Some European importers have reached out to us in the past because of concerns about how to accept licensed non-critical parts. Because the first category addresses non-critical parts, this second category is often thought of as being limited to critical parts; however the specific language of the EASA Decision (and of the later EU-US Technical Implementation Procedures that have repeated this language in section 2.8) does not limit this category to critical parts. Therefore, licensed non-critical parts fit into both this category and also into category one. They can be accepted into the EU under either category, at the discretion of the contracting parties.
EASA requests that the statement “Produced under licensing agreement from the FAA design approval holder” be written in in the Remarks Block of the FAA Form 8130-3 for licensed parts.
The third category is for non-licensed critical FAA-PMA parts. These are only automatically approved by EASA if the PMA holder can show that the part has received an explicit approval by means of a design change or STC from EASA. This is normally accomplished when the PMA holder applies for an EASA STC through the local FAA Aircraft Certification Office, and in response EASA issues an STC to validate the PMA design.
EASA will also accept design approvals granted prior to 28 September 2003, from any of the National Aviation Authorities of the Members States of the European Union.
One feature of a FAA-PMA which makes it different from a Technical Standard Order Authorization (TSOA) is that a FAA-PMA has an inherent installation eligibility. On the PMA supplement, there is a designation of one or more types on which the PMA is eligible, and a statement about the part number(s) that the FAA-PMA part replaces. In the United States, this statement support the installers obligation to make a finding of eligibility under 14 CFR 43.13 (the installer’s obligation to ensure that the part will return the product to a condition at least equal to original or properly altered condition).
In Europe, there is a similar obligation for eligibility. The manufacturer certifies eligibility (EASA 21.A.307) and the installer ensures eligibility before installing (EASA 145.A.42(b)). So how does the EU handle PMA eligibility?
Under the 2007 Decision, EASA issued a blanket approval to the PMA part. That approval was not limited, so it is consistent with the scope described in the PMA (design, production and eligibility).
Under the Technical Implementation Procedures (TIP), EASA has gotten more specific in its approach to acceptance of PMA eligibility. The TIP explains that PMA approvals are directly accepted for installation on products “without further showing.”
In addition, EASA has stated that it will accept repair data from the United States on non-critical components when it comes in the form of a PMA (TIP Section 220.127.116.11).

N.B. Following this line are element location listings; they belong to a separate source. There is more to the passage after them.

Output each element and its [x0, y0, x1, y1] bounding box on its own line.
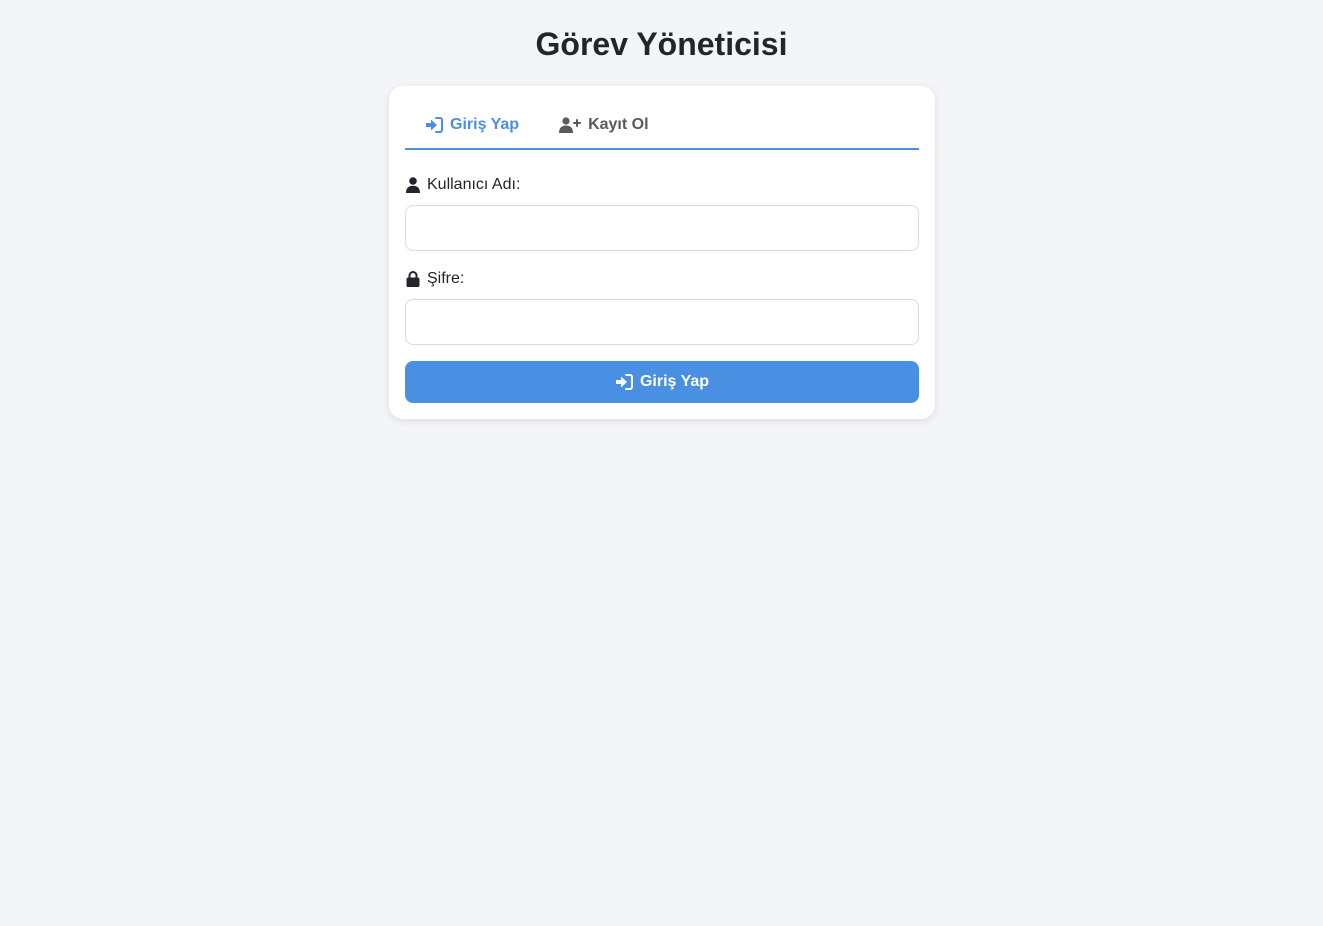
sign-in-icon	[425, 116, 443, 134]
password-input[interactable]	[405, 299, 919, 345]
username-label: Kullanıcı Adı:	[405, 175, 520, 195]
lock-icon	[405, 271, 420, 288]
page-title: Görev Yöneticisi	[535, 26, 788, 62]
username-label-text: Kullanıcı Adı:	[427, 176, 521, 193]
auth-tabs: Giriş Yap Kayıt Ol	[405, 102, 919, 150]
login-card: Giriş Yap Kayıt Ol Kullanıcı Adı: Şifre:…	[389, 86, 935, 419]
username-input[interactable]	[405, 205, 919, 251]
user-plus-icon	[559, 116, 582, 134]
sign-in-icon	[615, 373, 633, 391]
tab-login[interactable]: Giriş Yap	[405, 102, 540, 150]
user-icon	[405, 177, 420, 194]
password-label: Şifre:	[405, 269, 464, 289]
login-submit-button[interactable]: Giriş Yap	[405, 361, 919, 403]
tab-login-label: Giriş Yap	[450, 116, 520, 133]
tab-register-label: Kayıt Ol	[588, 116, 649, 133]
password-label-text: Şifre:	[427, 270, 465, 287]
tab-register[interactable]: Kayıt Ol	[539, 102, 668, 148]
login-submit-label: Giriş Yap	[639, 373, 710, 390]
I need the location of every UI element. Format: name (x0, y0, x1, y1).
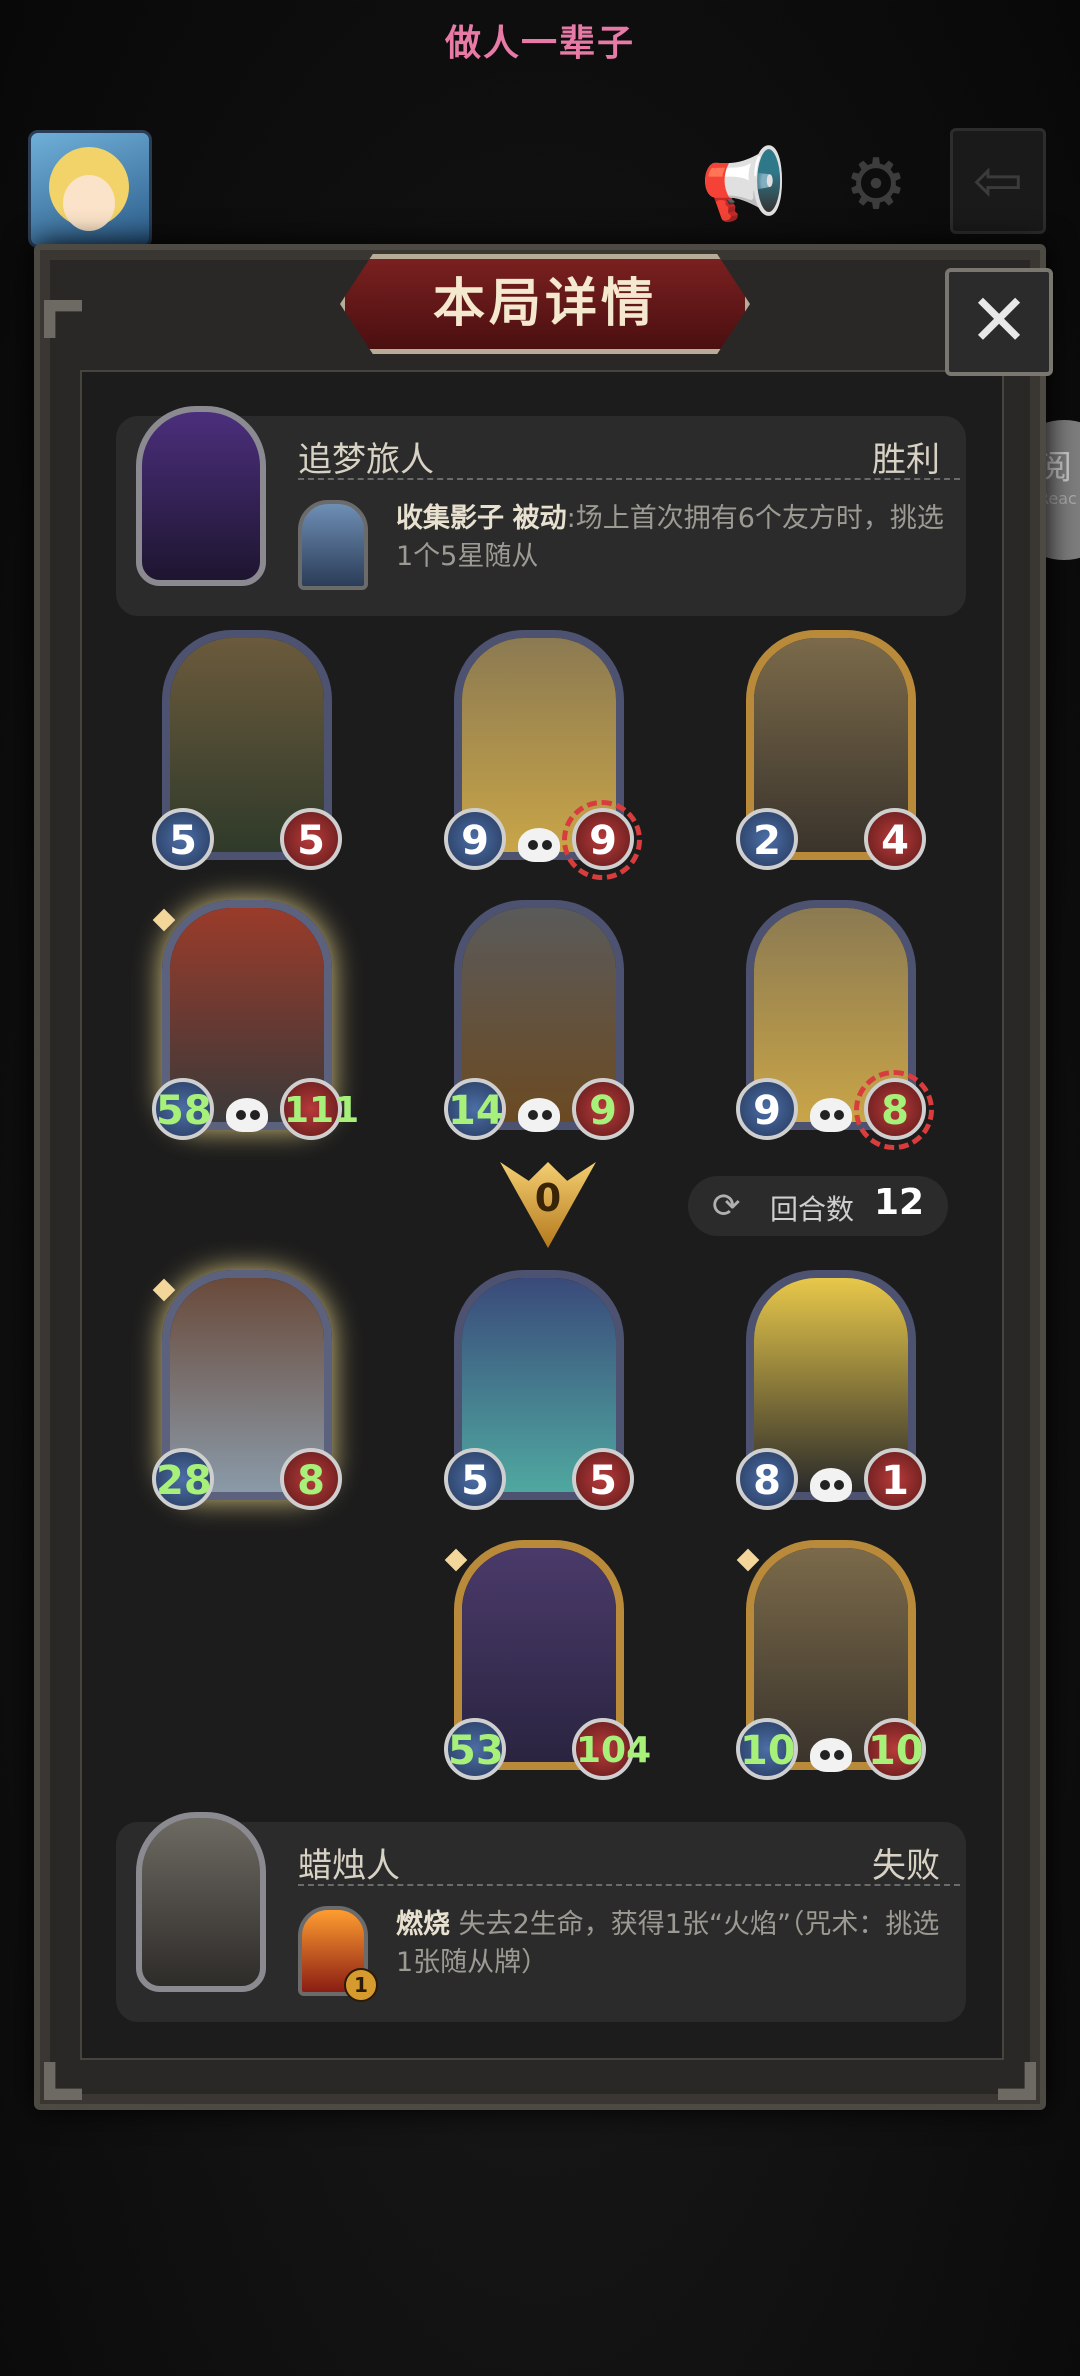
minion-card[interactable]: 5 5 (152, 630, 342, 870)
health-stat: 8 (864, 1078, 926, 1140)
winner-hero-portrait[interactable] (136, 406, 266, 586)
loser-hero-portrait[interactable] (136, 1812, 266, 1992)
minion-card[interactable]: 10 10 (736, 1540, 926, 1782)
attack-stat: 14 (444, 1078, 506, 1140)
attack-stat: 8 (736, 1448, 798, 1510)
minion-card[interactable]: 9 8 (736, 900, 934, 1150)
skull-icon (220, 1098, 274, 1142)
minion-card[interactable]: 28 8 (152, 1270, 342, 1510)
winner-power-text: 收集影子 被动:场上首次拥有6个友方时，挑选1个5星随从 (396, 500, 952, 576)
winner-power-tag: 被动 (512, 503, 567, 534)
fire-power-icon[interactable]: 1 (298, 1906, 378, 2002)
refresh-icon: ⟳ (712, 1186, 741, 1226)
divider (298, 478, 960, 480)
player-avatar[interactable] (28, 130, 152, 248)
health-stat: 104 (572, 1718, 651, 1780)
attack-stat: 53 (444, 1718, 506, 1780)
minion-card[interactable]: 53 104 (444, 1540, 651, 1780)
attack-stat: 9 (736, 1078, 798, 1140)
loser-info: 蜡烛人 失败 1 燃烧 失去2生命，获得1张“火焰”（咒术：挑选1张随从牌） (116, 1812, 966, 2022)
loser-power-desc: 失去2生命，获得1张“火焰”（咒术：挑选1张随从牌） (396, 1909, 940, 1978)
skull-icon (512, 828, 566, 872)
health-stat: 1 (864, 1448, 926, 1510)
exit-arrow-icon[interactable]: ⇦ (950, 128, 1046, 234)
health-stat: 10 (864, 1718, 926, 1780)
skull-icon (804, 1738, 858, 1782)
loser-result: 失败 (872, 1846, 940, 1886)
health-stat: 9 (572, 808, 634, 870)
health-stat: 9 (572, 1078, 634, 1140)
minion-card[interactable]: 2 4 (736, 630, 926, 870)
loser-hero-name: 蜡烛人 (298, 1846, 400, 1886)
turn-count-value: 12 (874, 1182, 925, 1223)
turn-count-badge: ⟳ 回合数 12 (688, 1176, 948, 1236)
status-bar-title: 做人一辈子 (444, 23, 635, 64)
damage-value: 0 (534, 1176, 562, 1220)
attack-stat: 58 (152, 1078, 214, 1140)
skull-icon (512, 1098, 566, 1142)
panel-title: 本局详情 (340, 254, 750, 354)
turn-count-label: 回合数 (770, 1193, 855, 1226)
attack-stat: 10 (736, 1718, 798, 1780)
health-stat: 5 (280, 808, 342, 870)
health-stat: 4 (864, 808, 926, 870)
skull-icon (804, 1098, 858, 1142)
power-cost: 1 (344, 1968, 378, 2002)
attack-stat: 5 (152, 808, 214, 870)
attack-stat: 9 (444, 808, 506, 870)
gear-icon[interactable]: ⚙ (826, 134, 926, 234)
health-stat: 8 (280, 1448, 342, 1510)
minion-card[interactable]: 58 111 (152, 900, 359, 1142)
health-stat: 5 (572, 1448, 634, 1510)
panel-corner-decoration (44, 300, 82, 338)
speaker-icon[interactable]: 📢 (694, 134, 794, 234)
divider (298, 1884, 960, 1886)
winner-info: 追梦旅人 胜利 收集影子 被动:场上首次拥有6个友方时，挑选1个5星随从 (116, 406, 966, 616)
attack-stat: 5 (444, 1448, 506, 1510)
minion-card[interactable]: 9 9 (444, 630, 642, 880)
panel-corner-decoration (44, 2062, 82, 2100)
attack-stat: 2 (736, 808, 798, 870)
health-stat: 111 (280, 1078, 359, 1140)
winner-result: 胜利 (872, 440, 940, 480)
attack-stat: 28 (152, 1448, 214, 1510)
minion-card[interactable]: 5 5 (444, 1270, 634, 1510)
winner-hero-name: 追梦旅人 (298, 440, 434, 480)
minion-card[interactable]: 14 9 (444, 900, 634, 1142)
loser-power-text: 燃烧 失去2生命，获得1张“火焰”（咒术：挑选1张随从牌） (396, 1906, 952, 1982)
close-icon: ✕ (968, 278, 1030, 362)
shadow-power-icon[interactable] (298, 500, 368, 590)
minion-card[interactable]: 8 1 (736, 1270, 926, 1512)
panel-corner-decoration (998, 2062, 1036, 2100)
close-button[interactable]: ✕ (945, 268, 1053, 376)
loser-power-name: 燃烧 (396, 1909, 450, 1940)
skull-icon (804, 1468, 858, 1512)
winner-power-name: 收集影子 (396, 503, 504, 534)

The TIP explains that the data is considered to be EASA-approved following its approval/acceptance by the FAA; and the process does not require application to EASA, nor does it require any compliance finding to the EASA certification basis. Where the installation of an FAA-PMA represents a major repair, the FAA data is accepted when it is presented in the form of an 8110-3 (a common form used for the approval of design data underlying a PMA part) or when it is substantiated in an FAA letter (such as the letter granting PMA).